Osmanlı’da “Sosyal Medya” Vazifesi Gören Yazma Eser Sayfaları



Yazma eserler, Osmanlı döneminde pahalı nesneler olduğu için, bütçesi kısıtlı olan insanlar sahaflardan bu eserleri kiralayarak okuma ihtiyaçlarını karşılarlardı. Bu, toplumda oldukça yaygın bir gelenekti. Kiralanan bu yazma eserler genellikle dost meclislerinde, okuma bilen bir şahsiyet tarafından sesli olarak okunur ve dinleyiciler de heyecanla bu okumayı dinlerdi. Bu bağlamda, kiralanan yazma eserlerin sayfalarına bazen okuyucular tarafından notlar düşülürdü. Bu notlar arasında bazen resimler çizilir, şiirler yazılır veya tarihler not edilirdi. Hatta, yazma eserler farklı kişiler tarafından kiralandığı için, sayfalarında bazen çetin tartışmaların izleri de görülürdü.

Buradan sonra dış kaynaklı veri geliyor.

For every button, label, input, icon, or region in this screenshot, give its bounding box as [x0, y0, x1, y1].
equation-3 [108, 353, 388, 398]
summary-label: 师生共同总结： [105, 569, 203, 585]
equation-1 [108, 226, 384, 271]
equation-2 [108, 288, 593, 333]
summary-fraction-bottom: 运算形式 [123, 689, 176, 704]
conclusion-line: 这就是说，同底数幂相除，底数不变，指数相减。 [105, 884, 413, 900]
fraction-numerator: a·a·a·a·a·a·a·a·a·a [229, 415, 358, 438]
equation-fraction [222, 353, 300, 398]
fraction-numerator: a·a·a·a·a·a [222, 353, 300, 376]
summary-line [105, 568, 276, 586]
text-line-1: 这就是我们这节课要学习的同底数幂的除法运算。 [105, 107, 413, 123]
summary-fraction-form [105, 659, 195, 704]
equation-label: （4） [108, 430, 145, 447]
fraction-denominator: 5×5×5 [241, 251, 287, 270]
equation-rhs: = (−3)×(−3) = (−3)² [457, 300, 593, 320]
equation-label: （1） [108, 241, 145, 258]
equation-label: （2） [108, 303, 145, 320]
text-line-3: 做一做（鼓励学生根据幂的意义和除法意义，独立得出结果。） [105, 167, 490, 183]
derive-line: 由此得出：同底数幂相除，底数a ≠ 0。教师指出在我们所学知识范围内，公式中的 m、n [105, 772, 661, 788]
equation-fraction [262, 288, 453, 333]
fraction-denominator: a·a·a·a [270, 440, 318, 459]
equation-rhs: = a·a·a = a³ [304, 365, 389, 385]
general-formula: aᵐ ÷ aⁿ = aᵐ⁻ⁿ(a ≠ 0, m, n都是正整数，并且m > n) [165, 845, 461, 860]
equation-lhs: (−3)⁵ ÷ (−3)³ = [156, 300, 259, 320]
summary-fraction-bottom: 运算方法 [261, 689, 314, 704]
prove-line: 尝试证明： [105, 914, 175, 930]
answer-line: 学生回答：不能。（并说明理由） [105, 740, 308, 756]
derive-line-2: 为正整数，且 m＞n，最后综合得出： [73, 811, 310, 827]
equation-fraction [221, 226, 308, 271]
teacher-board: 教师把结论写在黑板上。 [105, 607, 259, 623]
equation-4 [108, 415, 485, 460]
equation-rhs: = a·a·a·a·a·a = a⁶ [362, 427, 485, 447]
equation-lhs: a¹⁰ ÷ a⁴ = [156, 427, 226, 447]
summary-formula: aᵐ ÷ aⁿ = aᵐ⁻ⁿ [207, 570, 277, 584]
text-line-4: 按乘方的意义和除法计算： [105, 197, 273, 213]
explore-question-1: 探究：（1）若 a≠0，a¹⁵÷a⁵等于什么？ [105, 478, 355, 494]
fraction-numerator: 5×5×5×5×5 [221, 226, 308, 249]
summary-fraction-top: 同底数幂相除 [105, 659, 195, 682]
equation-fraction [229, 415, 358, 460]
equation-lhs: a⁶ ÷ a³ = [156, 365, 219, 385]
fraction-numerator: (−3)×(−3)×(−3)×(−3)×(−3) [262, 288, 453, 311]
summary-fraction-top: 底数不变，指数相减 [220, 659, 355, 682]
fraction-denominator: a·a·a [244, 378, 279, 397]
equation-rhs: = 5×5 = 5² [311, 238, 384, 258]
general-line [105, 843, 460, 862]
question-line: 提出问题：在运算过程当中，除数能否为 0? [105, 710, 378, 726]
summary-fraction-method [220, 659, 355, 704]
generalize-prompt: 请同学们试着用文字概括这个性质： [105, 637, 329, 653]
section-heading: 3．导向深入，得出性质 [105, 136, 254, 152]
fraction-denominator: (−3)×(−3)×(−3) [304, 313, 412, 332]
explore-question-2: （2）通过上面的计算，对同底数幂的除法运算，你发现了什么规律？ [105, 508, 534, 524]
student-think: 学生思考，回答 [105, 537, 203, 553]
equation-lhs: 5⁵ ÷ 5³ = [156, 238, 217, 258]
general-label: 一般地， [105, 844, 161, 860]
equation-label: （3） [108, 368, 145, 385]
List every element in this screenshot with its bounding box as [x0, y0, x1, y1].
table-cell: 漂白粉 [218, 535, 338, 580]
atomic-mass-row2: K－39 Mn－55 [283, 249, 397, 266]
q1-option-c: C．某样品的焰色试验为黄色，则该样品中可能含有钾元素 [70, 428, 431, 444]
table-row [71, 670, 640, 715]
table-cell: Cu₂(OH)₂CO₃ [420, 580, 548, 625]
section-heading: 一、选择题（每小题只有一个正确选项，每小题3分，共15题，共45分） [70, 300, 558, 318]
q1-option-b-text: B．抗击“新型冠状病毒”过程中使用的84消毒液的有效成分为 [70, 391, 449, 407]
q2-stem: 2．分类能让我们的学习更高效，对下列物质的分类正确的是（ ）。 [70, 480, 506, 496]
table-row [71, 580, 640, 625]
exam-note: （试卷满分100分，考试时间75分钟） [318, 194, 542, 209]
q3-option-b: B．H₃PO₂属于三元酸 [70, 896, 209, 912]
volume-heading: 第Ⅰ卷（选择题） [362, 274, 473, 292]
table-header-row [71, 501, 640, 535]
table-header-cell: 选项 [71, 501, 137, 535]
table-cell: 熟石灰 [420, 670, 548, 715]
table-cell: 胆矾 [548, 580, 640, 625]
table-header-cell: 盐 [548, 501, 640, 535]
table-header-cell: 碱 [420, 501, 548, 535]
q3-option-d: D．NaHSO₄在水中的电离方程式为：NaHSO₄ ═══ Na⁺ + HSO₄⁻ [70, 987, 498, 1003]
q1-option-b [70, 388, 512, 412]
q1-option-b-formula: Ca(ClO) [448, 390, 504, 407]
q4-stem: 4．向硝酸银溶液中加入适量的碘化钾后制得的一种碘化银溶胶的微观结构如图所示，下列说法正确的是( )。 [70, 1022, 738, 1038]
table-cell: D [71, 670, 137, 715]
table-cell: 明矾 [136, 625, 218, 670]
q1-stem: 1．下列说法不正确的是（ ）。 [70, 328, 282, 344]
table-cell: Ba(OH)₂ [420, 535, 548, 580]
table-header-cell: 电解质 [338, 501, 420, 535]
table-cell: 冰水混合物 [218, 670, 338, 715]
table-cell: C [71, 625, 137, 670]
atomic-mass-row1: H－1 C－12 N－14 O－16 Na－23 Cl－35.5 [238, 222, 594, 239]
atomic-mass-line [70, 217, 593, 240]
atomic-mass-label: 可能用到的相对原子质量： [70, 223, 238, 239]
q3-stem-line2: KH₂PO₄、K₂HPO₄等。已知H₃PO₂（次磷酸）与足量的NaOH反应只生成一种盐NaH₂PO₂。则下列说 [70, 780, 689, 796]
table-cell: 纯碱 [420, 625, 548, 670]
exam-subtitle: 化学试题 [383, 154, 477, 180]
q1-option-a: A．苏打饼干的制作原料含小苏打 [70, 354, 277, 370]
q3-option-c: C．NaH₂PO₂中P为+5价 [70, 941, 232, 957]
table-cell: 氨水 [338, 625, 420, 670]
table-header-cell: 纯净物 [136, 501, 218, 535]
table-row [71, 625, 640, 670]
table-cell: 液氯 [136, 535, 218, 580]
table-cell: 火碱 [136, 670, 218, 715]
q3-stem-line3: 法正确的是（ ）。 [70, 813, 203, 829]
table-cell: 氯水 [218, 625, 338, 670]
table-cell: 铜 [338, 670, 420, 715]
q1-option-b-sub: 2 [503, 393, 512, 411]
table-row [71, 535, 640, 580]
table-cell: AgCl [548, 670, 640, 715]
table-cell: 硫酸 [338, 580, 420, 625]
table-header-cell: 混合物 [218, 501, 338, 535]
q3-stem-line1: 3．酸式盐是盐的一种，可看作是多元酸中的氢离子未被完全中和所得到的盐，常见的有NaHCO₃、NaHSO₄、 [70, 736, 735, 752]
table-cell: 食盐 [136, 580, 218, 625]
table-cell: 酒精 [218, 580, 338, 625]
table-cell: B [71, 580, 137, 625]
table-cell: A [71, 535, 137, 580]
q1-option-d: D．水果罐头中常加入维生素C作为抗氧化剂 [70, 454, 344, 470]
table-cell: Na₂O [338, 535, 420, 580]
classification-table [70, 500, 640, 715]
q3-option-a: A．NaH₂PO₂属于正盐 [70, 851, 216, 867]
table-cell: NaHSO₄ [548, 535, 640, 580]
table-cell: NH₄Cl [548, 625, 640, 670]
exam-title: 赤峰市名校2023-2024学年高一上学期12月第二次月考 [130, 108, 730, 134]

Elif Sezer Aydınlı’nın 2018 tarihli Unusual Readers in Early Modern Istanbul adlı makalesinde bu tür notlara dair oldukça "hoş" bazı örnekler yer alıyor. Elbette daha fazla örnek için makalenin kendisine başvurmak gerekir; ancak, bu kısa yazıda yalnızca "çetin tartışma" içeren bir örneği paylaşmak istiyorum.

Elif Sezer Aydınlı’nın aktardığına göre, kiralanan bir Hikâye-i Fîrûzşâh kitabının sayfalarında oldukça “esaslı” bir tartışma yaşanmış. Osmanlı İstanbul’unda bir gün, bir grup bu kitabı kiralamış ve Yağlıkçı Selim Ağa, kitabı okuduktan sonra sayfalardan birine “Kabataş’da Yağlıkcı Selim Ağa kırâ‘at itmişdir,” notunu düşmüş. Buraya kadar her şey normal. Ancak, anlaşılan Yağlıkçı Selim Ağa döneminde oldukça fazla kitap okuyan biriydi ki, bu durum birilerini rahatsız etmiş. Kitabı kiralayan başka biri, aynı notun yanına şu ifadeyi eklemiş: “Ne aceb bu cildi Yaglıkçı Selim kırâ‘at eylemiş […] bu pûzeveng ne kadar kitâb varsa kırâ‘at etmişdir.”

Öte yandan, Yağlıkçı Selim Ağa’nın o dönemde sevenleri de var gibi görünüyor. Zira kitabı kiralayan başka bir kişi, onu savunmayı kendine görev bilmiş ve şu notu yazmış: “Yâ senin ne vazîfen? Niçün nâfile boş laf urursun? Selim Ağa’ya pür kurbân olasun. Çok kitâb okursan […] adamsan sen de oku.”

Özetle, Tülün Değirmenci’nin Bir Kitabı Kaç Kişi Okur makalesinde de vurguladığı gibi, sosyal medya benzeri hususlar bu topraklara hiç de yabancı değil gibi görünüyor.


Amadeo Preziosi’nin resmettiği bir 19. yüzyıl kahvehanesi.
Kahvehaneler Osmanlı’da bu tarz hikayelerin okunduğu en temel mekanlardandı.